ForeWord Reviews on the just-released ALABAMA GETAWAY by Allen Tullos: "a compelling view of Alabama’s challenges, and possibly a blueprint for meeting them. Informed readers of politics and Southern culture will be engrossed, and some likely infuriated."
C-SPAN's BookTV speaks with William S. Bush (WHO GETS A CHILDHOOD) about the failure of the American juvenile justice system.
CHOICE Reviews for Academic Libraries ranked FROM MUD TO JUG as essential ("The book is visually stunning, with color photographs of pieces that jump off the page. Newly found historical photographs are wonderful additions") and recommended both SALAMANDERS OF THE SOUTHEAST and RABBLE ROUSERS.

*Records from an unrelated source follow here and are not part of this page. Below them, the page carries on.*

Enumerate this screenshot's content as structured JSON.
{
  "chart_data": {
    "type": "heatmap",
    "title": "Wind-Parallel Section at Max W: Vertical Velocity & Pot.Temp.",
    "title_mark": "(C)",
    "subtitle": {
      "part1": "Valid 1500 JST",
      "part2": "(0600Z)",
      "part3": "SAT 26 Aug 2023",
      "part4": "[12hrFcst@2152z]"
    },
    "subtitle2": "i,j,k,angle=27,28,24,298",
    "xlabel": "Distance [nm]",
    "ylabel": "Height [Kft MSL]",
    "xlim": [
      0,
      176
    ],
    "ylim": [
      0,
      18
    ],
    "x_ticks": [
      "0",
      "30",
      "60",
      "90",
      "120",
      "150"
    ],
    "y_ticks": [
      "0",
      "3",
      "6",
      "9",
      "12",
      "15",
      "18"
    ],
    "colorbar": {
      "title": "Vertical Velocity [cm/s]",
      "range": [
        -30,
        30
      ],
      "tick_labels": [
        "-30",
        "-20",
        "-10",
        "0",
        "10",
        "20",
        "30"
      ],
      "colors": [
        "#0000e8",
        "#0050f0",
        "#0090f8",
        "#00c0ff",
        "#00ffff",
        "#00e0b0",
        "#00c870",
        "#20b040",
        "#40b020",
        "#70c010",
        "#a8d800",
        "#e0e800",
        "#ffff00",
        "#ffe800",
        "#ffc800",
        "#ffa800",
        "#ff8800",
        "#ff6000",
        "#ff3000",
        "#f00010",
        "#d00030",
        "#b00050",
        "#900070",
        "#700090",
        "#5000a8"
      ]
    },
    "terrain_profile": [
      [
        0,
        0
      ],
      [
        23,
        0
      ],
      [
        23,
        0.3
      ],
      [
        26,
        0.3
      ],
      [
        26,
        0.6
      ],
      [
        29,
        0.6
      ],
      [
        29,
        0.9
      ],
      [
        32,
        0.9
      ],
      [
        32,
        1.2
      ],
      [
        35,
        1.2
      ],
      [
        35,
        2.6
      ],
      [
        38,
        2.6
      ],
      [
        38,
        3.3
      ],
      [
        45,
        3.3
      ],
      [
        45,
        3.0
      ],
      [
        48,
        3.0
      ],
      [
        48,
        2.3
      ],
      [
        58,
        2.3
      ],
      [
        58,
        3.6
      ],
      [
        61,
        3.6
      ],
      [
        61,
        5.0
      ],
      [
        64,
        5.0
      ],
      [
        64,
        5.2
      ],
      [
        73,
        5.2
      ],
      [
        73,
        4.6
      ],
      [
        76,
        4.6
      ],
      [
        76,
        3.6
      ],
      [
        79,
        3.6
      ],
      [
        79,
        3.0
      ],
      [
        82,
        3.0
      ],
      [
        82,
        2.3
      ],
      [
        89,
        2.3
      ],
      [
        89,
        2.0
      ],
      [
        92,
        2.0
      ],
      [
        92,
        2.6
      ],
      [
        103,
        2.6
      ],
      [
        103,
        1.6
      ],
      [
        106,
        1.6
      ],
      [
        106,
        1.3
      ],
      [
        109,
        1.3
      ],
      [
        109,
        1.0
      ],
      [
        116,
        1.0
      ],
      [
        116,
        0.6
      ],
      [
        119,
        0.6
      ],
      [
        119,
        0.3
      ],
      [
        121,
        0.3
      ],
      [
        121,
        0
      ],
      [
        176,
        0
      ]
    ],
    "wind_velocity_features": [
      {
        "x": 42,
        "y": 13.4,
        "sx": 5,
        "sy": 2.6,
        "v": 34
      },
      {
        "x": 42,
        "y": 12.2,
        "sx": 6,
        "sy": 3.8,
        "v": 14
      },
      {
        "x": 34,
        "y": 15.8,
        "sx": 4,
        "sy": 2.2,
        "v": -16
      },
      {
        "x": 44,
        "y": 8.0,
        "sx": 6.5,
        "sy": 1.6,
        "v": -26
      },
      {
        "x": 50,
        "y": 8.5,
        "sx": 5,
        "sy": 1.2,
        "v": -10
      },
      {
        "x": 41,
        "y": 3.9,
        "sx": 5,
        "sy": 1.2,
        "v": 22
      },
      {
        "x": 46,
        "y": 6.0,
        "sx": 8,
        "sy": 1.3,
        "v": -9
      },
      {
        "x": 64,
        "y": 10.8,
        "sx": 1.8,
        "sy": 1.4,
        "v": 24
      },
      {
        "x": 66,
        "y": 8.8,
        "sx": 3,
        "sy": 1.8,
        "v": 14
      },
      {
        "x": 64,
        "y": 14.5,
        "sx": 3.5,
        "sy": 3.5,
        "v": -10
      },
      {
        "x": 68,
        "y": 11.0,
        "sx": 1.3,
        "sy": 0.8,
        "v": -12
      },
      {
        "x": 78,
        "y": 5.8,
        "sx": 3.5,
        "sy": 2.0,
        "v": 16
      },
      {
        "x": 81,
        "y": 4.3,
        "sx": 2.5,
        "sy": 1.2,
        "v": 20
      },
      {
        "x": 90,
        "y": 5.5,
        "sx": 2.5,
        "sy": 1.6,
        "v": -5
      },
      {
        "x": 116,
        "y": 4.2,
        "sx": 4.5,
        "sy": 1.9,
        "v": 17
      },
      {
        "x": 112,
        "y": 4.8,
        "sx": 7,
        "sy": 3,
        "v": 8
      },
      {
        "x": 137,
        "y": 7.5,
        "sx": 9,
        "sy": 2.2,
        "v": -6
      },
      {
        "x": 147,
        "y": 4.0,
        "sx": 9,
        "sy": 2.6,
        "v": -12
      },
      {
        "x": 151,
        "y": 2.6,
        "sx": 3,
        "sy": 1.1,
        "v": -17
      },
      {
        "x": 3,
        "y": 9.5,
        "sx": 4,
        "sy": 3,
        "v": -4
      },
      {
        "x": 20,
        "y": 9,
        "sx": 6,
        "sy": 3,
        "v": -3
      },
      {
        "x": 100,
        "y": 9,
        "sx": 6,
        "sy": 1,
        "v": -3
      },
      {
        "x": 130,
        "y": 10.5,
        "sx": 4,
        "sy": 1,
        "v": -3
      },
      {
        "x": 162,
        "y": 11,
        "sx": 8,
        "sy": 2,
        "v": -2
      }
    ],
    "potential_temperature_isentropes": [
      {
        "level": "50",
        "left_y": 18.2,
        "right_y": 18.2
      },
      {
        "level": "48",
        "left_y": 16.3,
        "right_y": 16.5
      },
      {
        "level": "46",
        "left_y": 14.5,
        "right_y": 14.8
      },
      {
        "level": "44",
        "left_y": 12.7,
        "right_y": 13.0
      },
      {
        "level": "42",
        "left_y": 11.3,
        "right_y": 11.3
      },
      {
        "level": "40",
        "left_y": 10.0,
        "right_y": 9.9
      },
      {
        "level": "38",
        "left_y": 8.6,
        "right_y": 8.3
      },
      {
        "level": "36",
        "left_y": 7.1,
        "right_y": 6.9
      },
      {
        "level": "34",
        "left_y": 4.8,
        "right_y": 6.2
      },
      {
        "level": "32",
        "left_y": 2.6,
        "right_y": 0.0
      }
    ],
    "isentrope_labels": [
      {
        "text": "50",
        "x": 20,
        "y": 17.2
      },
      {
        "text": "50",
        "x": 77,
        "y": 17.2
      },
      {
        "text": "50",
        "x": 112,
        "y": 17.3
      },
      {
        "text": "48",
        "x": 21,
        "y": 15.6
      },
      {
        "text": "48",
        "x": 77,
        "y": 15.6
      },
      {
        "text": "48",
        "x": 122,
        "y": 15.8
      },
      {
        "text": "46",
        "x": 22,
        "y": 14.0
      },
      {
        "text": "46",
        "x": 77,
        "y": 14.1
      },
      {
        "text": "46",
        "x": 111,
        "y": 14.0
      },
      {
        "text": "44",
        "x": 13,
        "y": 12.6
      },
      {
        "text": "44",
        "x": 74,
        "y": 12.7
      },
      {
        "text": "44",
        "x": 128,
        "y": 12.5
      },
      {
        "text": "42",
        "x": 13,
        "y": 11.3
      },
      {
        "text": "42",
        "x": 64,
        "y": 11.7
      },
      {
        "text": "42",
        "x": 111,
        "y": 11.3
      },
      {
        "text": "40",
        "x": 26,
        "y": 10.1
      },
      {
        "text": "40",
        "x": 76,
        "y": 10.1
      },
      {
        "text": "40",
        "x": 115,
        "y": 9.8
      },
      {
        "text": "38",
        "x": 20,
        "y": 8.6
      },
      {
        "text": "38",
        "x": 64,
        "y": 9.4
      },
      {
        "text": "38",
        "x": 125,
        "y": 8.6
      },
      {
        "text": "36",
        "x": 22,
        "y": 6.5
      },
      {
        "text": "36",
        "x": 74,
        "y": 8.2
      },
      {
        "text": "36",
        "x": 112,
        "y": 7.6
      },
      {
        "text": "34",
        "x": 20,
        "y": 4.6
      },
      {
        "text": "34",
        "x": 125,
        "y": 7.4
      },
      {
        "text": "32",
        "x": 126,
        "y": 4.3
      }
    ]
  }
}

Savannah Morning News story on 150th anniversary of the Civil War mentions CROSSROADS OF CONFLICT.
Michigan Quarterly Review features an interview with Iain Haley Pollock (SPIT BACK A BOY, forthcoming in June); Cerise Press reviews Colin Cheney's HERE BE MONSTERS; Kyle Dargan interviewed on World Wide Word about his newest book, LOGORRHEA DEMENTIA; Allen Braden (A WREATH OF DOWN AND DROPS OF BLOOD) on Seattle's KUOW
Missiology on BEGGING AS A PATH TO PROGRESS: "Having lived in the world-class cities of Lima, Peru and Guayaquil, Ecuador, and being accosted by street urchins in other urban centers in Latin America, Swanson's book was an education for me. It altered my view of the ubiquitous begging child in those teeming metropolises."
"Is Hawkins's the best early biography of Johnson published in 1784-1800? It depends. Who was the best Marx Brother? The best Stooge (of The Three)? The best James Bond on film?" While holding out that Hawkins is a bit "grim and prim and irritable" for his taste, James J. Caudle argues in The New Rambler that "the careful work done by O M Brack in restoring Hawkins's Life to its complete and unabridged form may not appeal to the High Street or Main Street reader. (Their loss.) Brack's new edition will, however, for the foreseeable future form an important part of the scholarly arsenal of standard reference works of Johnson studies, especially concerning those details of Johnson's earlier life which Hawkins knew best."